Whitaker, now 38, was found guilty and sentenced to death for plotting the December 2003 shooting deaths of his mother, Patricia, and his 19-year-old brother, Kevin, in their suburban Houston home. His father, Kent, was shot in the chest but survived. He has long asked for clemency for his son.

Whitaker took his family members out to dinner so his accomplice, Chris Brashear, could hide in their home. When they returned from dinner, Brashear shot up Whitaker's family members. He was sentenced to 30 years to life after pleading guilty to murder.

"The murders of Mr. Whitaker's mother and brother are reprehensible. The crime deserves severe punishment for the criminals who killed them," Abbott said in his statement announcing clemency. "The recommendation of the Texas Board of Pardons and Paroles, and my action on it, ensures Mr. Whitaker will never be released from prison."

A week earlier in a unanimous decision, the Texas Board of Pardons and Paroles had recommended clemency. Abbot said the board's decision "is supported by the totality of circumstances in this case."

"The person who fired the gun that killed the victims did not receive the death penalty, but Mr.
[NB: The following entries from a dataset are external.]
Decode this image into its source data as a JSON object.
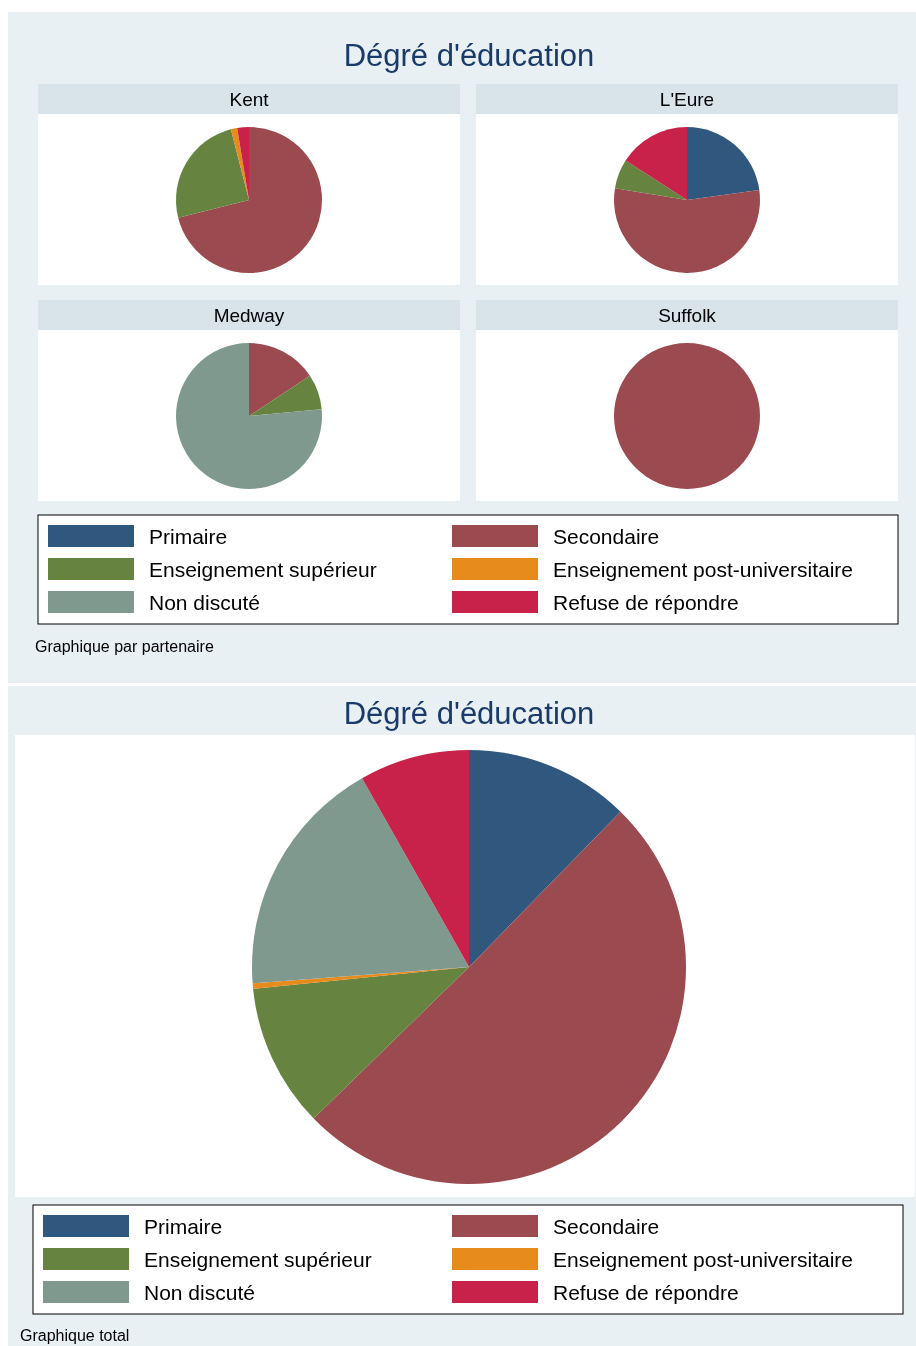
{
  "chart_data": [
    {
      "type": "pie",
      "title": "Dégré d'éducation",
      "legend": "bottom",
      "annotations": [
        "Graphique par partenaire"
      ],
      "categories": [
        "Primaire",
        "Secondaire",
        "Enseignement supérieur",
        "Enseignement post-universitaire",
        "Non discuté",
        "Refuse de répondre"
      ],
      "colors": [
        "#30587e",
        "#9b4a50",
        "#66843f",
        "#e88b1d",
        "#80998f",
        "#c8214a"
      ],
      "series": [
        {
          "name": "Kent",
          "values": [
            0,
            71.1,
            24.9,
            1.4,
            0,
            2.6
          ]
        },
        {
          "name": "L'Eure",
          "values": [
            22.8,
            54.8,
            6.5,
            0,
            0,
            15.9
          ]
        },
        {
          "name": "Medway",
          "values": [
            0,
            15.7,
            7.8,
            0,
            76.5,
            0
          ]
        },
        {
          "name": "Suffolk",
          "values": [
            0,
            100,
            0,
            0,
            0,
            0
          ]
        }
      ]
    },
    {
      "type": "pie",
      "title": "Dégré d'éducation",
      "legend": "bottom",
      "annotations": [
        "Graphique total"
      ],
      "categories": [
        "Primaire",
        "Secondaire",
        "Enseignement supérieur",
        "Enseignement post-universitaire",
        "Non discuté",
        "Refuse de répondre"
      ],
      "values": [
        12.3,
        50.4,
        10.7,
        0.4,
        18.0,
        8.2
      ],
      "colors": [
        "#30587e",
        "#9b4a50",
        "#66843f",
        "#e88b1d",
        "#80998f",
        "#c8214a"
      ]
    }
  ]
}
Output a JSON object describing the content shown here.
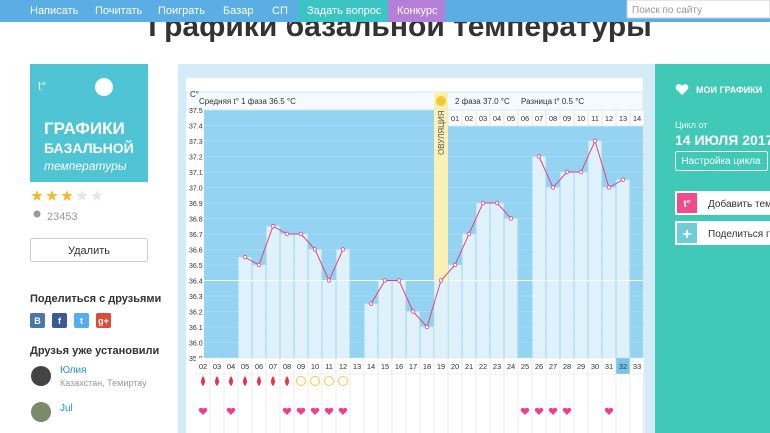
{
  "nav": {
    "items": [
      "Написать",
      "Почитать",
      "Поиграть",
      "Базар",
      "СП",
      "Задать вопрос",
      "Конкурс"
    ],
    "search_placeholder": "Поиск по сайту"
  },
  "page_title": "Графики базальной температуры",
  "app": {
    "icon_lines": [
      "t°",
      "ГРАФИКИ",
      "БАЗАЛЬНОЙ",
      "температуры"
    ],
    "rating": 3,
    "installs": 23453,
    "button": "Удалить"
  },
  "share": {
    "title": "Поделиться с друзьями",
    "icons": [
      "В",
      "f",
      "t",
      "g+"
    ]
  },
  "friends": {
    "title": "Друзья уже установили",
    "users": [
      {
        "name": "Юлия",
        "location": "Казахстан, Темиртау"
      },
      {
        "name": "Jul"
      }
    ]
  },
  "chart_data": {
    "type": "line",
    "y_label": "C°",
    "phase1_label": "Средняя t° 1 фаза 36.5 °C",
    "phase2_label": "2 фаза 37.0 °C",
    "diff_label": "Разница t° 0.5 °C",
    "ovulation_label": "ОВУЛЯЦИЯ",
    "categories": [
      "02",
      "03",
      "04",
      "05",
      "06",
      "07",
      "08",
      "09",
      "10",
      "11",
      "12",
      "13",
      "14",
      "15",
      "16",
      "17",
      "18",
      "19",
      "20",
      "21",
      "22",
      "23",
      "24",
      "25",
      "26",
      "27",
      "28",
      "29",
      "30",
      "31",
      "32",
      "33"
    ],
    "phase2_days": [
      "01",
      "02",
      "03",
      "04",
      "05",
      "06",
      "07",
      "08",
      "09",
      "10",
      "11",
      "12",
      "13",
      "14"
    ],
    "today": "32",
    "values": [
      null,
      null,
      null,
      36.55,
      36.5,
      36.75,
      36.7,
      36.7,
      36.6,
      36.4,
      36.6,
      null,
      36.25,
      36.4,
      36.4,
      36.2,
      36.1,
      36.4,
      36.5,
      36.7,
      36.9,
      36.9,
      36.8,
      null,
      37.2,
      37.0,
      37.1,
      37.1,
      37.3,
      37.0,
      37.05,
      null
    ],
    "color": "#e0457b",
    "coverline": 36.4,
    "ylim": [
      35.9,
      37.5
    ],
    "yticks": [
      35.9,
      {
        "value": 36,
        "label": "36.0"
      },
      36.1,
      36.2,
      36.3,
      36.4,
      36.5,
      36.6,
      36.7,
      36.8,
      36.9,
      {
        "value": 37,
        "label": "37.0"
      },
      37.1,
      37.2,
      37.3,
      37.4,
      37.5
    ]
  },
  "side": {
    "title": "МОИ ГРАФИКИ",
    "cycle_label": "Цикл от",
    "cycle_date": "14 ИЮЛЯ 2017",
    "settings_button": "Настройка цикла",
    "add_temp": "Добавить тем",
    "share_chart": "Поделиться гр",
    "add_icon": "t°",
    "share_icon": "+"
  }
}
Whitaker, who did not fire the gun, did get the death penalty," he said. "That factor alone may not warrant commutation for someone like Mr. Whitaker who recruited others to commit murder. Additional factors make the decision more complex."

Among those factors, he said, was the fact Whitaker's father "passionately opposes the execution of his son" and feels he "would be victimized again if the state put to death his last remaining immediate family member."

The Texas Catholic bishops said they were grateful to Abbott, the Texas Board of Pardons and Paroles, and "to all those who worked for mercy and justice in this case, including Thomas' father and stepmother, Kent and Tanya Whitaker."

"We remember and pray for the souls of the victims, Patricia and Kevin Whitaker," they added.

"We believe this case suggests a spirit of restorative justice," they continued, "we pray all may reflect on how Texans would be better served by a criminal justice system which embraces restorative justice," they said. "We pray the Whitaker family may also experience healing and ongoing reconciliation in their lives."

They quoted Pope Francis: "No man ever, not even the murderer, loses his personal dignity, because God is a Father who always awaits the return of the son who, knowing that he has done wrong, asks pardon and begins a new life."